Au niveau du Parlement, le projet de loi stipule la mise en place de l’interprétation en direct aussi bien au sein de l’hémicycle que pour la transmission des séances plénières. L’administration est appelée également à mettre en œuvre le caractère officiel de l’amazigh qui sera également renforcé dans les médias. Les textes législatifs et réglementaires à caractère public devront être publiés en langue amazighe dans le bulletin officiel (d’ici 15 ans).   


 

Ahmed Boukous
Recteur de l’IRCAM

«Le retard dans la promulgation des lois a conduit à des dysfonctionnements»

Les Inspirations ÉCO: Quel regard portez-vous sur le retard en matière de mise en œuvre du caractère officiel de l’amazigh?  
Ahmed Boukous: L’Institut royal de la culture amazighe a toujours insisté pour que la promulgation des différentes lois intervienne le plus tôt possible pour une raison évidente: ce retard a conduit à des dysfonctionnements au niveau de certaines institutions concernées par l’amazigh. Dans le domaine de l’éducation, les responsables ont toujours souligné qu’il fallait attendre la loi pour savoir ce qu’il va advenir de l’enseignement de l’amazigh. La même chose est constatée dans les autres domaines. Pour nous, l’effectivité de ces lois est érigée en priorité ainsi que les textes d’application qui vont accompagner les lois organiques.

Comment vous évaluez l’enseignement de l’amazigh au Maroc?
L’enseignement de l’amazigh est pratiquement bloqué surtout depuis l’année dernière avec la vision stratégique du Conseil supérieur de l’éducation et de la formation qui a relevé la nécessité d’attendre les lois pour pouvoir généraliser l’enseignement de l’amazigh. La décision, en elle-même, d’enseigner l’amazigh est très importante. Nous disposons de tout ce qui concerne les curricula, les programmes, les manuels ainsi que des enseignants formés. Cependant, la généralisation peine à avancer. Parmi les causes figure le manque d’enseignants. Il faut aller de l’avant, alors que nous notons une stagnation depuis 2012. Aujourd’hui, l’amazigh est enseigné dans seulement 17% des écoles primaires. Seuls 11% des élèves marocains bénéficient de l’enseignement de l’amazigh et 2,6% des enseignants se chargent de l’enseignement de l’amazigh. Le bilan est donc très modeste. Le rythme d’enseignement de la langue amazighe est très long. Le problème fondamental de former le nombre nécessaire d’enseignants n’a pas été réglé. Au niveau de l’enseignement supérieur, seules quatre ou cinq universités ont mis en place des études en amazigh au niveau de certaines branches. Une seule université, celle d’Agadir, dispose d’une branche d’études amazighes.

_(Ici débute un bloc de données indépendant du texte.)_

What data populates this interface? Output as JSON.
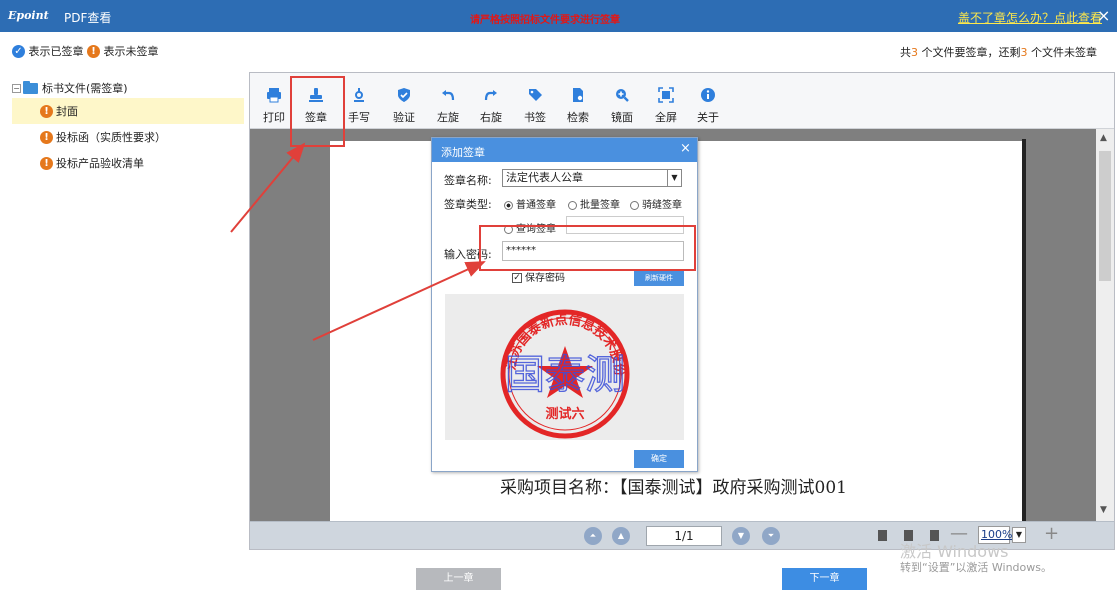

Qu’en est-il des concertations?
Nous avons remis en 2012 notre point de vue aux différentes instances. L’IRCAM a été représenté au sein de la commission qui s’est penchée sur le Conseil national des langues et de la culture marocaine. Il faut se poser la question sur l’après-adoption des lois et la mise en œuvre positive et immédiate des dispositions juridiques tout en classant les priorités selon les attentes.